- Education: SOAS, University of London

= Elizabeth Errington =

Numismatist

Elizabeth Errington is a specialist on the archaeology of Gandhara and the collections of Charles Masson, and a numismatist specialising in Asian coins.

==Biography==
Errington grew up in Potchefstroom in South Africa and gained a diploma at the Johannesburg School of Art in 1967. Subsequently she worked as a graphic designer in South Africa and London. Errington entered the School of Oriental and African Studies in 1977 and gained her B.A. Honours in Near and Middle East History and Archaeology in 1980. Errington then worked part-time on her PhD from 1980-1987 on 19th-century archaeology in Gandhara and Afghanistan entitled: The Western Discovery of the Art of Gandhara and the Finds of Jamalgarhi.

Errington worked for the British Institute of Persian Studies in 1988 preparing the catalogue of the Ghubayra Excavations, Iran, for publication.

After her PhD at the School of Oriental and African Studies, Errington worked on the "Crossroads of Asia" exhibition and catalogue at the Fitzwilliam Museum, Cambridge, 1992. She then joined the Department of Coins and Medals at the British Museum, working with Joe Cribb, Helen Wang, Vesta Sarkhosh Curtis, and Robert Bracey on Asian coins, making a significant contribution to Silk Road Numismatics.

A major project - the Charles Masson Project - was completed in 2021 with the publication of the third and final volume on the Masson Collection at the British Museum.

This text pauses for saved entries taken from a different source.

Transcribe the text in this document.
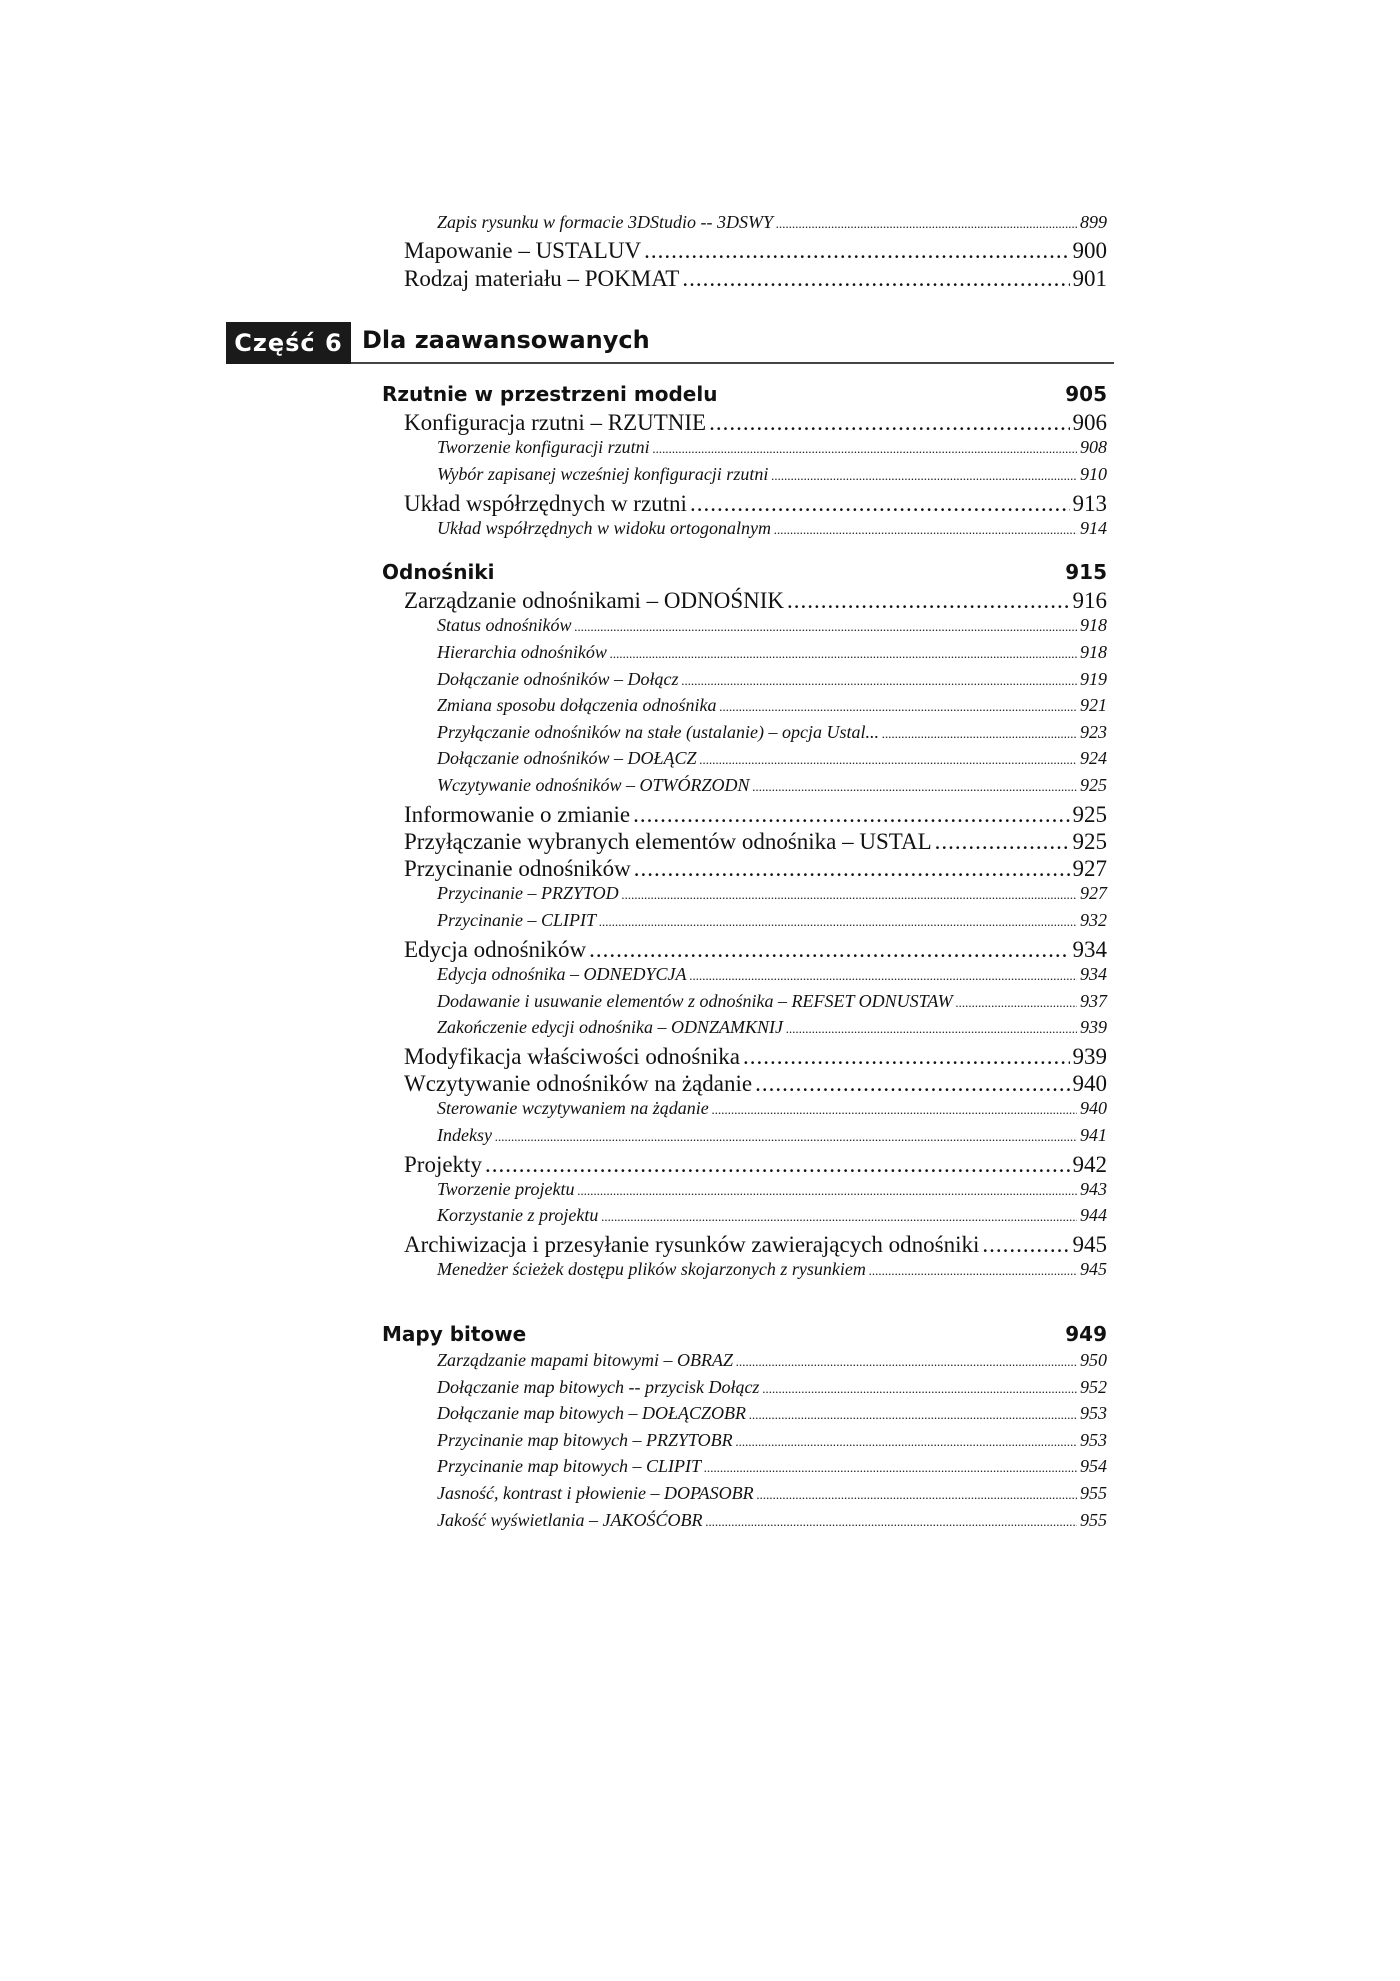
Zapis rysunku w formacie 3DStudio -- 3DSWY .....	899
Mapowanie – USTALUV .....	900
Rodzaj materiału – POKMAT .....	901
Część 6 Dla zaawansowanych
Rzutnie w przestrzeni modelu	905
Konfiguracja rzutni – RZUTNIE .....	906
Tworzenie konfiguracji rzutni .....	908
Wybór zapisanej wcześniej konfiguracji rzutni .....	910
Układ współrzędnych w rzutni .....	913
Układ współrzędnych w widoku ortogonalnym .....	914
Odnośniki	915
Zarządzanie odnośnikami – ODNOŚNIK .....	916
Status odnośników .....	918
Hierarchia odnośników .....	918
Dołączanie odnośników – Dołącz .....	919
Zmiana sposobu dołączenia odnośnika .....	921
Przyłączanie odnośników na stałe (ustalanie) – opcja Ustal... .....	923
Dołączanie odnośników – DOŁĄCZ .....	924
Wczytywanie odnośników – OTWÓRZODN .....	925
Informowanie o zmianie .....	925
Przyłączanie wybranych elementów odnośnika – USTAL .....	925
Przycinanie odnośników .....	927
Przycinanie – PRZYTOD .....	927
Przycinanie – CLIPIT .....	932
Edycja odnośników .....	934
Edycja odnośnika – ODNEDYCJA .....	934
Dodawanie i usuwanie elementów z odnośnika – REFSET ODNUSTAW .....	937
Zakończenie edycji odnośnika – ODNZAMKNIJ .....	939
Modyfikacja właściwości odnośnika .....	939
Wczytywanie odnośników na żądanie .....	940
Sterowanie wczytywaniem na żądanie .....	940
Indeksy .....	941
Projekty .....	942
Tworzenie projektu .....	943
Korzystanie z projektu .....	944
Archiwizacja i przesyłanie rysunków zawierających odnośniki .....	945
Menedżer ścieżek dostępu plików skojarzonych z rysunkiem .....	945
Mapy bitowe	949
Zarządzanie mapami bitowymi – OBRAZ .....	950
Dołączanie map bitowych -- przycisk Dołącz .....	952
Dołączanie map bitowych – DOŁĄCZOBR .....	953
Przycinanie map bitowych – PRZYTOBR .....	953
Przycinanie map bitowych – CLIPIT .....	954
Jasność, kontrast i płowienie – DOPASOBR .....	955
Jakość wyświetlania – JAKOŚĆOBR .....	955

Errington is an advisor to Oxford University's Gandhara Connections project.

==Publications==
Catalogues resulting from the Masson Project
- Charles Masson and the Buddhist Sites of Afghanistan: Explorations, Excavations, Collections 1832-1835, by Elizabeth Errington, British Museum Research Publication 215 (2017).
- The Charles Masson Archive: British Library, British Museum and Other Documents Relating to the 1832–1838 Masson Collection from Afghanistan, by Elizabeth Errington, assisted by Piers Baker, Kirstin Leighton-Boyce and Wannaporn Kay Rienjang, British Museum Research Publication 216 (2017).
- Charles Masson: Collections from Begram and Kabul Bazaar, Afghanistan 1833–1838, by Elizabeth Errington, with contributions by Joe Cribb, Lauren Morris, Piers Baker, Paramdip Khera, Chantal Fabregues, Kirstin Leighton-Boyce and Wannaporn Kay Rienjang, British Museum Research Publication 219 (2021).
Selected Other Publications
- E. Errington and V.S. Curtis, From Persepolisto the Punjab. Exploring the Past in Iran, Afghanistan and Pakistan (London, The British Museum Press, 2007), passim.
- E. Errington, ‘“Boots”, “female idols” and disembodied heads’, Journal of Inner Asian Art and Archaeology I (2006), pp. 89–96
- E. Errington, ‘Charles Masson’, Encyclopaedia Iranica online (2004)
- E. Errington, ‘Ancient Afghanistan through the eyes of Charles Masson: the Masson Project at the British Museum’, International Institute for Asian Studies Newsletter (March 2002), pp. 8–9
- E. Errington, ‘The collections of Charles Masson (1800-53)’, Circle of Inner Asian Art Newsletter 15 (2002), pp. 29–30
- E. Errington, ‘Discovering ancient Afghanistan, The Masson Collection’, Minerva 13/6 (2002), pp. 53–5
- E. Errington, ‘Discovering ancient Afghanistan’, British Museum Magazine 44 (2002), p. 8
- E. Errington, ‘Charles Masson and Begram’, Topoi 11/1 (2001 [2003]), pp. 357–409
- A.D.H. Bivar; Geza Fehervari; Patricia Baker; Elizabeth Errington; Nigel Errington; Susan Tyler-Smith; Mehrdad Shokoohy Excavations at Ghubayra, Iran, 1971-1976 2000 (School of Oriental and African Studies, University of London)
- E. Errington, ‘Rediscovering the collections of Charles Masson’, in M. Alram and D. E. Klimburg-Salter (eds.) Coins, Art and Chronology. Essays on the pre-Islamic History of the Indo-Iranian Borderlands (Vienna, Österreichische Akademie der Wissenschaften, 1999), pp. 207–37
- E. Errington, Joe Cribb, Maggie Claringbull, The Crossroads of Asia : transformation in image and symbol in the art of ancient Afghanistan and Pakistan, Cambridge: Ancient India and Iran Trust, 1992.